Ari Wibowo soal Banjir: Tangani dengan Logika, Bukan Kata atau Ayat

  • Bagikan
Ari Wibowo soal Banjir: Tangani dengan Logika, Bukan Kata atau Ayat

Ngelmu.co – Banjir yang kembali melanda Jakarta, menyita perhatian banyak pihak, termasuk aktor, Ari Wibowo. Lewat akun Instagram pribadinya, ia menyampaikan komentar soal bencana yang melanda ibu kota tersebut.

Awalnya, Ari mengunggah video delapan orang remaja yang asyik bermain TikTok, di tengah banjir.

“Inilah warga DKI.. ♥️ Apa pun kondisi dan situasi. Dibawa hepi aja lah,” tulis @ariwibowo_official, Selasa (25/2).

Kemudian, ia justru mengingatkan, tentang berharganya suara rakyat dalam menentukan pilihan.

“Makanya, suara kita itu sangat berharga.

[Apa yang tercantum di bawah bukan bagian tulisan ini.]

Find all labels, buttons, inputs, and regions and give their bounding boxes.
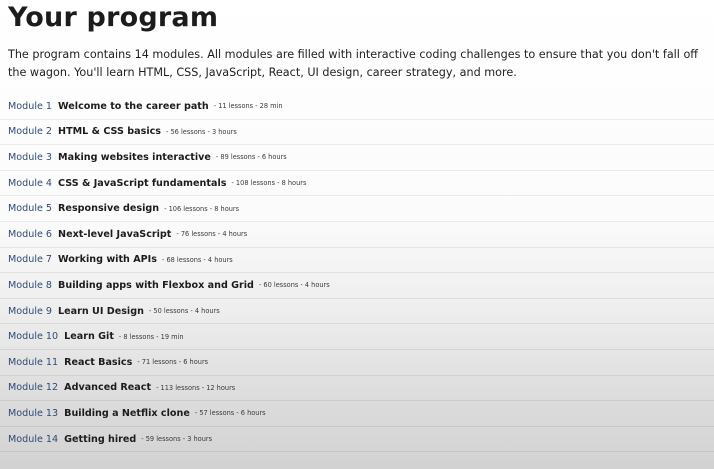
module-meta: - 8 lessons - 19 min: [118, 332, 184, 341]
module-row-11[interactable]: Module 11 React Basics - 71 lessons - 6 …: [0, 350, 714, 376]
module-meta: - 60 lessons - 4 hours: [258, 281, 330, 290]
module-row-5[interactable]: Module 5 Responsive design - 106 lessons…: [0, 196, 714, 222]
module-title: Making websites interactive: [58, 151, 211, 163]
module-meta: - 56 lessons - 3 hours: [166, 127, 237, 136]
module-title: Next-level JavaScript: [58, 228, 172, 240]
module-meta: - 113 lessons - 12 hours: [156, 383, 236, 392]
module-number: Module 7: [8, 254, 53, 266]
module-row-3[interactable]: Module 3 Making websites interactive - 8…: [0, 145, 714, 171]
module-row-7[interactable]: Module 7 Working with APIs - 68 lessons …: [0, 248, 714, 274]
module-row-12[interactable]: Module 12 Advanced React - 113 lessons -…: [0, 376, 714, 402]
module-row-6[interactable]: Module 6 Next-level JavaScript - 76 less…: [0, 222, 714, 248]
module-meta: - 106 lessons - 8 hours: [164, 204, 240, 213]
module-title: Building apps with Flexbox and Grid: [58, 279, 254, 291]
page-title: Your program: [8, 2, 219, 33]
module-title: HTML & CSS basics: [58, 126, 162, 138]
module-meta: - 89 lessons - 6 hours: [215, 153, 287, 162]
module-number: Module 10: [8, 331, 59, 343]
module-row-13[interactable]: Module 13 Building a Netflix clone - 57 …: [0, 401, 714, 427]
module-row-14[interactable]: Module 14 Getting hired - 59 lessons - 3…: [0, 427, 714, 453]
program-page: Your program The program contains 14 mod…: [0, 0, 714, 469]
module-number: Module 12: [8, 382, 59, 394]
module-meta: - 68 lessons - 4 hours: [161, 255, 233, 264]
module-row-2[interactable]: Module 2 HTML & CSS basics - 56 lessons …: [0, 120, 714, 146]
module-number: Module 6: [8, 228, 53, 240]
module-row-9[interactable]: Module 9 Learn UI Design - 50 lessons - …: [0, 299, 714, 325]
module-number: Module 8: [8, 279, 53, 291]
module-number: Module 9: [8, 305, 53, 317]
module-title: Building a Netflix clone: [64, 407, 190, 419]
module-number: Module 5: [8, 203, 53, 215]
module-meta: - 57 lessons - 6 hours: [194, 409, 266, 418]
module-meta: - 76 lessons - 4 hours: [176, 230, 248, 239]
module-meta: - 71 lessons - 6 hours: [137, 358, 209, 367]
module-title: Getting hired: [64, 433, 137, 445]
module-number: Module 14: [8, 433, 59, 445]
module-row-8[interactable]: Module 8 Building apps with Flexbox and …: [0, 273, 714, 299]
module-title: Advanced React: [64, 382, 152, 394]
module-number: Module 2: [8, 126, 53, 138]
module-list: Module 1 Welcome to the career path - 11…: [0, 94, 714, 453]
module-row-10[interactable]: Module 10 Learn Git - 8 lessons - 19 min: [0, 324, 714, 350]
module-number: Module 1: [8, 100, 53, 112]
module-number: Module 3: [8, 151, 53, 163]
module-title: CSS & JavaScript fundamentals: [58, 177, 227, 189]
module-number: Module 13: [8, 407, 59, 419]
module-row-4[interactable]: Module 4 CSS & JavaScript fundamentals -…: [0, 171, 714, 197]
module-title: Learn UI Design: [58, 305, 144, 317]
module-title: Working with APIs: [58, 254, 157, 266]
module-meta: - 108 lessons - 8 hours: [231, 179, 307, 188]
module-title: React Basics: [64, 356, 133, 368]
module-number: Module 4: [8, 177, 53, 189]
program-description: The program contains 14 modules. All mod…: [8, 48, 698, 79]
module-row-1[interactable]: Module 1 Welcome to the career path - 11…: [0, 94, 714, 120]
module-title: Responsive design: [58, 203, 160, 215]
module-title: Welcome to the career path: [58, 100, 209, 112]
module-meta: - 50 lessons - 4 hours: [148, 307, 220, 316]
module-title: Learn Git: [64, 331, 114, 343]
module-meta: - 59 lessons - 3 hours: [141, 435, 213, 444]
module-number: Module 11: [8, 356, 59, 368]
module-meta: - 11 lessons - 28 min: [213, 102, 283, 111]
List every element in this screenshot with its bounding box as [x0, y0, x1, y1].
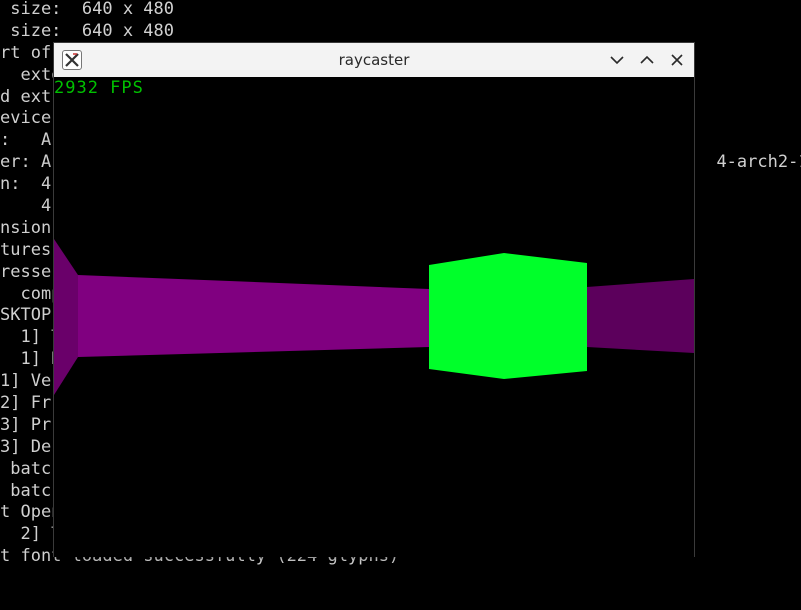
close-button[interactable] — [666, 49, 688, 71]
chevron-up-icon — [640, 55, 654, 64]
terminal-line: size: 640 x 480 — [0, 20, 174, 41]
right-wall-segment — [587, 279, 694, 353]
green-cube — [429, 253, 587, 379]
minimize-button[interactable] — [606, 49, 628, 71]
left-wall-segment — [54, 239, 78, 395]
close-icon — [671, 54, 683, 66]
terminal-line: size: 640 x 480 — [0, 0, 174, 19]
chevron-down-icon — [610, 56, 624, 65]
purple-wall — [78, 275, 429, 357]
maximize-button[interactable] — [636, 49, 658, 71]
title-bar[interactable]: raycaster — [54, 43, 694, 77]
fps-counter: 2932 FPS — [54, 78, 144, 98]
scene-render — [54, 239, 694, 395]
raycaster-window[interactable]: raycaster 2932 FPS — [53, 42, 695, 557]
game-viewport[interactable]: 2932 FPS — [54, 77, 694, 557]
window-title: raycaster — [338, 51, 410, 69]
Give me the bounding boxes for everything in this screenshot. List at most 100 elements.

Next time kita harus lebih pintar ya milihnya,” lanjut Ari.

Selain publik harus bisa lebih pintar dalam memilih, ia juga menyampaikan pendapatnya soal bagaimana cara menangani banjir.

“Banjir itu harus ditangani dengan logika, bukan dengan kata maupun ayat,” pungkasnya.

Merasa kalimat akhir pada caption unggahan itu tak layak, warganet pun menyampaikan beragam komentarnya.

Ada yang meminta Ari tidak asal bicara.

diponegoro.ariwibowo: Coba lihat curah hujan, Pak. Jangan asal komen. Ilmiah sedikit. Amerika saja banjir kalau hujannya extreme.

Sebagian mengingatkan, jika di zaman kepemimpinan Basuki Tjahaja Purnama (Ahok), pun Jakarta mengalami banjir.

vivi_ameerah_: Ahok jadi gubernur aja Jakarta tetap banjir kok. Mereka yang pro Ahok, terlalu subjektif, ga ngelihat fakta curah hujan extreme.

delvisari_: Benar syekaliiii, pro Ahok semua rata-rata di sini.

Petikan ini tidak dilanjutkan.